Sep 7, 2012

Zippo Flipside

I was looking through some of my old stuff the other day.  Old stuff is my term for collected memorabilia sometimes referred to by my significant other as "junk".  I found my cigarette lighter. I am no longer a smoker, but for more years than I would care to remember I did take a drag off a fag.(Does that language date me?)  Once I determined that there was an interval of about sevem minutes between each cigarette smoked. It seemed to fit my hand so well.  The shape of the aircraft carrier is worn but still visible on the lighter.   "U.S.S. Intrepid CVS-11" painted in color is readable.  The engraving job on the lid and back  isn't great; I did it myself in our shop. I was an electronics technician aboard the "Fighting I" and had access to a vibrating engraver we often used to mark tools with their owners' names.

I flipped it open with my thumb. It made that strong metallic click.  Then closed it. Zippos make a different clicking sound when opening and closing.  The Zippo cigarette lighter was first manufactured in 1936 and is considered by me as a modern engineering feat along with the P-51 can opener. But my Zippo was personalized by me when I  engraved my surname on the lighter as well as ports-of-call during the time the Intrepid was home for me. A few of them bring to mind interesting events.

Olongapo City, Philippine Islands, was the first foreign port I visited. It's usually referred to as a cesspool but is a sailors favorite.  You crossed a river from the naval base to an unpaved main street that consisted primarily of bars and brothels. Kind of explains it being a sailor's favorite doesn't it?  In many of these places I'm told that a Zippo provided a great light source   There was a place I remember where you could buy a baby duck and feed it to an aligator. This was recreated in the movie "The Intruder".

Hong Kong was an extraordinary port. I believe that you could buy anything in Hong Kong.  But if you wanted something like a Russian fighter plane it would probably take more than a few days to fill your request.  One of my favorite places on this island was Victoria Peak.  This is the highest point on the island, and after a tram ride you are treated of a panoramic view of the island. It is also where I found out how wind proof my Zippo was.  Zippo prides it self in its wind proof design, and indeed it is wind proof.  What they don't tell you is that the wind blows the flame into contact with your hand.  I'm sure the Chinese are still trying to translate the things I said when I burned my hands lighting a cigarette on Victoria Peak.

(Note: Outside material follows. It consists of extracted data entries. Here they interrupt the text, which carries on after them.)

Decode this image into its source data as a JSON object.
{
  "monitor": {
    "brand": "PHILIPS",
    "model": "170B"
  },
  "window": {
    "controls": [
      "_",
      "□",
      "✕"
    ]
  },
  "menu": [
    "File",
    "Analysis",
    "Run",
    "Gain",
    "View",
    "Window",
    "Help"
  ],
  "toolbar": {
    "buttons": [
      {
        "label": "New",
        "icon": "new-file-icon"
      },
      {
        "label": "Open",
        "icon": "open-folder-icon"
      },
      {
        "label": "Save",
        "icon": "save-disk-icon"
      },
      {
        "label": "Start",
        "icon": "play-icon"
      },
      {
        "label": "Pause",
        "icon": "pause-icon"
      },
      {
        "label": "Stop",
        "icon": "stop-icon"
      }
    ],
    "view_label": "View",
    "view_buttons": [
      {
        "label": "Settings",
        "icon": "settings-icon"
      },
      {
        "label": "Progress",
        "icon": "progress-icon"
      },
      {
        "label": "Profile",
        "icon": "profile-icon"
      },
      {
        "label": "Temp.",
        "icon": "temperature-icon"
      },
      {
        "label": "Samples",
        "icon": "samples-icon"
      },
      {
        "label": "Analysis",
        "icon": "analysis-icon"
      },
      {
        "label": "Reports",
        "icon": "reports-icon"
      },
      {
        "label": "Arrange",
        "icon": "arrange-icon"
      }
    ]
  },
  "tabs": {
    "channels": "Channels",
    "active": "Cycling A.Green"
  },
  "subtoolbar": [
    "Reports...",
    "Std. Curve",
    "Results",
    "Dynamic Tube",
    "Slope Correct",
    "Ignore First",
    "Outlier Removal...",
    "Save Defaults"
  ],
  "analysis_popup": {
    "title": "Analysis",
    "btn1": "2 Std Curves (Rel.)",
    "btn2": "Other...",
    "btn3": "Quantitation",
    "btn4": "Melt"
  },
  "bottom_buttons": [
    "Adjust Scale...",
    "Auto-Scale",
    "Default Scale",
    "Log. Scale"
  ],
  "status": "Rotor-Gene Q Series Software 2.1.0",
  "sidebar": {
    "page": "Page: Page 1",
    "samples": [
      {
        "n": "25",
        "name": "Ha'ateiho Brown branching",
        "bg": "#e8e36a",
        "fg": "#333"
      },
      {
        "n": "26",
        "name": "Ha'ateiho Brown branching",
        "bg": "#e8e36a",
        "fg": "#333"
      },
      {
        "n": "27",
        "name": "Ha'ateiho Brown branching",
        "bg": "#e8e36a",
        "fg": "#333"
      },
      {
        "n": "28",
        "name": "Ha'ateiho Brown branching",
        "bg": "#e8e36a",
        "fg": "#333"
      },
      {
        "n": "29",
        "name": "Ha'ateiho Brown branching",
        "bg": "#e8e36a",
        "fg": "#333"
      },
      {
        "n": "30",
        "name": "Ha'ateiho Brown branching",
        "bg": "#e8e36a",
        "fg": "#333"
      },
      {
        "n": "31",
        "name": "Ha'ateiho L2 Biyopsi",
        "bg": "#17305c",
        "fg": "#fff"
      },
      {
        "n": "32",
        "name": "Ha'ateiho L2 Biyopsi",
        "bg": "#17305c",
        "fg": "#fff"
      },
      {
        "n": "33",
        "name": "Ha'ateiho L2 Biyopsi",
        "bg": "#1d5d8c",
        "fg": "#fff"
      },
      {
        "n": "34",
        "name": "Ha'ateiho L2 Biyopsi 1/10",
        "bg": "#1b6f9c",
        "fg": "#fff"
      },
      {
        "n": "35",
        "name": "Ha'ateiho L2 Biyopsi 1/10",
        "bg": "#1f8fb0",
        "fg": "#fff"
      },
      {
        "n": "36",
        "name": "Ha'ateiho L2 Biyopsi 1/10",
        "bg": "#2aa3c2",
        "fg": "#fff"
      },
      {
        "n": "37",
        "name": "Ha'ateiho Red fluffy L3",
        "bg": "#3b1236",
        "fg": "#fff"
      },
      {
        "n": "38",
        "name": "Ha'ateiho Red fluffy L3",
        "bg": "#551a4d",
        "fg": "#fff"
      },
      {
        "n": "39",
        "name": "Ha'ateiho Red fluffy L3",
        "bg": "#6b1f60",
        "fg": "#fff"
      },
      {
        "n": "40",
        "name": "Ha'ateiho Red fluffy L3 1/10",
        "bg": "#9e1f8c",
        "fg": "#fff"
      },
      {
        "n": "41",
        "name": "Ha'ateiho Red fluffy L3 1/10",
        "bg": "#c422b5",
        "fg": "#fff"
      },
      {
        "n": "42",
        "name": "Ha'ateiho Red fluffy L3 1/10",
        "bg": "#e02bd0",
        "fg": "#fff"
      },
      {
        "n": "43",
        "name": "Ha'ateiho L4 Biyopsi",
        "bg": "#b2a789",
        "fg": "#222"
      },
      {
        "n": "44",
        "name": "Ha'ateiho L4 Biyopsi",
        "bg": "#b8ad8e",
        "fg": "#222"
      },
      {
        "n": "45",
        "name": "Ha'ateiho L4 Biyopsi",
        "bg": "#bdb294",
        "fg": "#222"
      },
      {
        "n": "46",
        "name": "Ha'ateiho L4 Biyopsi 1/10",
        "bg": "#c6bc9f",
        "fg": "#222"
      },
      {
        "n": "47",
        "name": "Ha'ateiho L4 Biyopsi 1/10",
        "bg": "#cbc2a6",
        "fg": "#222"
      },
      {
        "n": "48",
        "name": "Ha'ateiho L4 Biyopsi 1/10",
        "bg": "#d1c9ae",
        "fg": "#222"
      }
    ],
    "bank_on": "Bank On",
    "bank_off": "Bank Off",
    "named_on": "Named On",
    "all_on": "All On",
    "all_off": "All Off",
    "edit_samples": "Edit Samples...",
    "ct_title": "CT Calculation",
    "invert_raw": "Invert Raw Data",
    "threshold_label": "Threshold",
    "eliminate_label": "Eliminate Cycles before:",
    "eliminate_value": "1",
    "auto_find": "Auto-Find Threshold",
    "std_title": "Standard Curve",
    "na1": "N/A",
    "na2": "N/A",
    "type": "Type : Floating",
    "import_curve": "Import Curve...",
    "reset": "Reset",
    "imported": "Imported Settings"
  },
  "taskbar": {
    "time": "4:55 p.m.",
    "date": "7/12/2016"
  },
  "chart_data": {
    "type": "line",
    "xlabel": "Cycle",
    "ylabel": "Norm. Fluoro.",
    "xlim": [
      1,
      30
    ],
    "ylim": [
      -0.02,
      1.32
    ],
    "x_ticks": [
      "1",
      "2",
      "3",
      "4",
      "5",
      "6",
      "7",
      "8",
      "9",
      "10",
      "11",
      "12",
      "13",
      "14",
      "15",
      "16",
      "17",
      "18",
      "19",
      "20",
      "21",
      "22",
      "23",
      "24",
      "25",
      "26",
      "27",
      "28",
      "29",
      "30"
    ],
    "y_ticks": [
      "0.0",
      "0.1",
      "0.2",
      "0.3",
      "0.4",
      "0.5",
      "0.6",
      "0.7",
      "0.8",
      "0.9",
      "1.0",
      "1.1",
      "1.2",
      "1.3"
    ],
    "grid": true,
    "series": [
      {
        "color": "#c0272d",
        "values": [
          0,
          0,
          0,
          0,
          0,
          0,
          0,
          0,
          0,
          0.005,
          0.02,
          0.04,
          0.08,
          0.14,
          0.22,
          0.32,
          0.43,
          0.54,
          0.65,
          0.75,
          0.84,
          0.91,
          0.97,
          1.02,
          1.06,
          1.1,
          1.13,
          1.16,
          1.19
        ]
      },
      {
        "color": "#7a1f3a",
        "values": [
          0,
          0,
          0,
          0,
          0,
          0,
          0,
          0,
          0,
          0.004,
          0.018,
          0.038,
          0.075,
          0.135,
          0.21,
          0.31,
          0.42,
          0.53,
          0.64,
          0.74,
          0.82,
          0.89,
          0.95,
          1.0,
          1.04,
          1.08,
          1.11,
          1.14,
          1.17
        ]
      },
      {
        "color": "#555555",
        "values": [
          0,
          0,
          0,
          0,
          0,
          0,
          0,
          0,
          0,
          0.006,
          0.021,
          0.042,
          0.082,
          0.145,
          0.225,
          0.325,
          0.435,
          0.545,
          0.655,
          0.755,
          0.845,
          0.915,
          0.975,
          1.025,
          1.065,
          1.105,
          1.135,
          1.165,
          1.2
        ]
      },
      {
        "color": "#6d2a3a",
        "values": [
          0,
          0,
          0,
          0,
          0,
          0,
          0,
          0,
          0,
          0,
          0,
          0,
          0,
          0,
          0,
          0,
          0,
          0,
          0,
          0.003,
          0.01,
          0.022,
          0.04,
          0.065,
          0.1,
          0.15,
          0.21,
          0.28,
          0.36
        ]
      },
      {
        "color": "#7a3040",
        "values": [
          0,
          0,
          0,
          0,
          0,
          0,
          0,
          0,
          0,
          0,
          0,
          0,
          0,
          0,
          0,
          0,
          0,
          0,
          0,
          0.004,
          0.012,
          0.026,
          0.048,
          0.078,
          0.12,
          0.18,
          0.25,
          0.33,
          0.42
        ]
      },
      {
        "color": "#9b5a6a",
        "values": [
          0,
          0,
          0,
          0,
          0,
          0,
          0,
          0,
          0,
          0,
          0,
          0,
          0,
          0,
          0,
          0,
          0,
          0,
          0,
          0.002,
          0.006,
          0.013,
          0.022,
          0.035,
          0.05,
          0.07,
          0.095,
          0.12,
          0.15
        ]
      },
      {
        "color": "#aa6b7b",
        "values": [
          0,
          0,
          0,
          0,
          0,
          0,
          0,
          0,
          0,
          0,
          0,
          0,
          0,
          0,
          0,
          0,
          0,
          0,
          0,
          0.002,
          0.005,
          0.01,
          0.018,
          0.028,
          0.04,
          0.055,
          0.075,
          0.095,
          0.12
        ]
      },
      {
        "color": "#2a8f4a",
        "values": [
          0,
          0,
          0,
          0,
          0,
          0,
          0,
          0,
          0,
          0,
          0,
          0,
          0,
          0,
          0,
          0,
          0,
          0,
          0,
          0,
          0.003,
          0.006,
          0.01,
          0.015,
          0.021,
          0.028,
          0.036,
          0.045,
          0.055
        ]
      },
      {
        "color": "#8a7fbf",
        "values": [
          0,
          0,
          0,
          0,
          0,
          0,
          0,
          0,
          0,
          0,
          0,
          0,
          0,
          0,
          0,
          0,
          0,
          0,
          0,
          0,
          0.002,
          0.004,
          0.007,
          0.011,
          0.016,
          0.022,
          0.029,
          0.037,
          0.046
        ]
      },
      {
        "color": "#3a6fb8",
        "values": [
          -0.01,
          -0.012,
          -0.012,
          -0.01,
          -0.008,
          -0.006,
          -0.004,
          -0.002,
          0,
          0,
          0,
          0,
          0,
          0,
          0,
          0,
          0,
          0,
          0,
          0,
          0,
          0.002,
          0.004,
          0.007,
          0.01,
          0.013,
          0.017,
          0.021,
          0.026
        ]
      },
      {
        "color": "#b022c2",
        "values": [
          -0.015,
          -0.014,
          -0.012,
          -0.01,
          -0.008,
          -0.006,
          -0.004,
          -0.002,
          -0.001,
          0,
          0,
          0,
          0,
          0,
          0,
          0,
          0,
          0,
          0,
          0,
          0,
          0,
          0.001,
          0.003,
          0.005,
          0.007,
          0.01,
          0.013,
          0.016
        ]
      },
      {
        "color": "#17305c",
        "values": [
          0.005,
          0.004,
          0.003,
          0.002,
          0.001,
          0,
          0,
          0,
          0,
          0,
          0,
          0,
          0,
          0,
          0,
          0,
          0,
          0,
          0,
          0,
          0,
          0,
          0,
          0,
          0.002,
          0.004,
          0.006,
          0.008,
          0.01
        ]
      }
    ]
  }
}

Rio de Janeiro in Brazil was a great place to visit, where I learned that a great steak can be had from a piece of moldy meat.  It gave me the opportunity to buy semi-precious gemstones and a dried piranha. A street vendor told me in broken English that he could get me a piranha fish and I followed him as he spoke in in  mixture of Portugese and English to a back street dilapidated building.
This warehouse that had all sorts of oddities for sale. There were skins of jungle cats and crocodiles but I remember specifically a snakeskin hanging from the ceiling over twenty feet long. "Anaconda,"my guide said. and I told him that a dried piranha would fit in my seabag better.  I bought it from a man missing a couple of fingers who held up his hand saying "Piranha! Piranha!". He wanted my lighter for payment but he settled for five cruzeiros.

Wellington, New Zealand, this was the first port where we had seen anti-war protesters. I met a retired sergeant major of the Royal New Zealand Army there who showed me around the city and kept me away from the anti-war demonstrators.  I lit my new friend's cigar with my Zippo as we enjoyed a pint under a sign proclaiming the pub as the place where Captain Cook had landed in the eighteenth century. As we left the pub he pointed out the large Maori man with traditional tattoos operating an earthmoving machine. "Those people have an uncanny skill with heavy machinery, God-given," he said.  Which god, I pondered, their's or ours?

The Raffles Hotel in Singapore was very cool, exuding British Colonial charm.  The television adventure series, "Bring 'em Back Alive", had scenes filmed at the Raffles. Probably one of the most fascinating things I saw there were the snake charmers.  Indians in turbans would carry their snakes in flat round covered baskets.  On a street corner or anywhere there was a crowd of people they would perform their act.  They had a variety of snakes that they would handle but the king cobra was the most fascinating--spellbinding even.  They rarely held the cobras but played their pipe over the swaying hooded reptile. The serpent would follow the motion of the charmers pipe swaying back and forth with blue eyes flashing and forked tongue sticking out.  Of course you were expected to put some money in the tip basket.  They would let you handle the snakes if you wanted.  I declined the offer.

There are many other names of places engraved on my lighter but those names will revive memories on another day. Perhaps you have an item om memorabilia that reminds you of a special time and place.